Advice and Opinion

'Successful' amateur property investment often calls for initial austerity – and patience

Sydney, Australia.


Still reflecting on what he learned or relearned recently in Australia about prospering through property investment, Bill Rawson, Chairman of the Rawson Property Group, said that the common denominator among those amateurs and non-professional investors who have benefited from property investment in Australia recently and to whom he talked or read about is that they were initially always prepared to make severe sacrifices to help them to achieve their goals.

“Australia,” said Rawson, “has in the last decade become a country in which a very high percentage of the population have in one way or another become interested in property and investing in it – for the simple, very obvious reason that Australian property has outperformed their stock exchange for almost a decade with property generally appreciating in value very satisfactorily”.
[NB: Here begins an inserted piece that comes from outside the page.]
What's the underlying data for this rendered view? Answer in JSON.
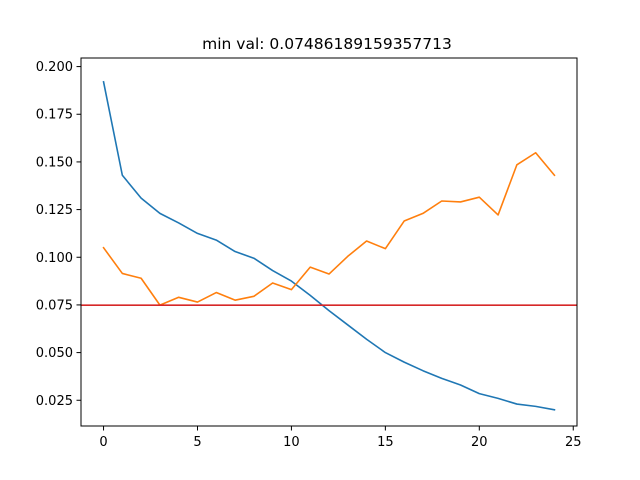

“It has to be realised, however, that most of those ‘we made it’ success stories which one hears and reads about when visiting Australia almost always involved initially living with great austerity so as to accumulate capital for the first purchases in the investor’s portfolio.”

In a typical case which was reported in Australia’s Smart Property Investment, a newly married couple, having pooled their resources, moved into a small low cost bungalow dating from 1925 which was in many ways very uncomfortable. They then used their spare cash to buy a three bedroom townhouse in a more popular area. This had great views and much open-plan space and was tastefully upgraded by them with expensive curtains, new bathroom fittings and kitchen appliances and a complete repaint inside and out.

“When this was complete,” said Rawson, “the couple was sorely tempted to move into the property themselves. However, they resisted this appealing option and continued to live in their bungalow, as a result of which two years later they were able, with the help of bank finance, to buy a second investment property. Today, they have a portfolio of nine. In most cases they worked hard at smarting up the property and furnishing it, with the realization that, although harder to rent, furnished units in general in Australia command 30 to 35% more rent than unfurnished units.”

The second factor which appears to be common to most successful Australian property investors, said Rawson, is that, while always ready to listen to expert advice, especially if it comes from another property investor, they generally took their time about selecting a suitable property, often as a result finding units which for one reason or another had been overlooked by other property seekers.

“Again and again,” said Rawson, “the investors discovered something below the radar which may have been on the market for some time but, possibly as a result of poor marketing or a poor ‘surface’ appearance has been overlooked.”

It was encouraging, said Rawson, to find also that many of the Australian investors were young people who, as in South Africa, had at one stage overspent initially on frivolous lifestyle enhancing goods such as holidays and cars and had then recognized the deeper and more creative satisfaction of intelligent property investment.

“Australia’s debt-to-GDP ratio is considerably higher than South Africa’s, indicating that they are still a nation of big spenders, but this too, as in South Africa, is changing and from what I saw, it appears that more sensible spending patterns are now once again becoming fashionable.”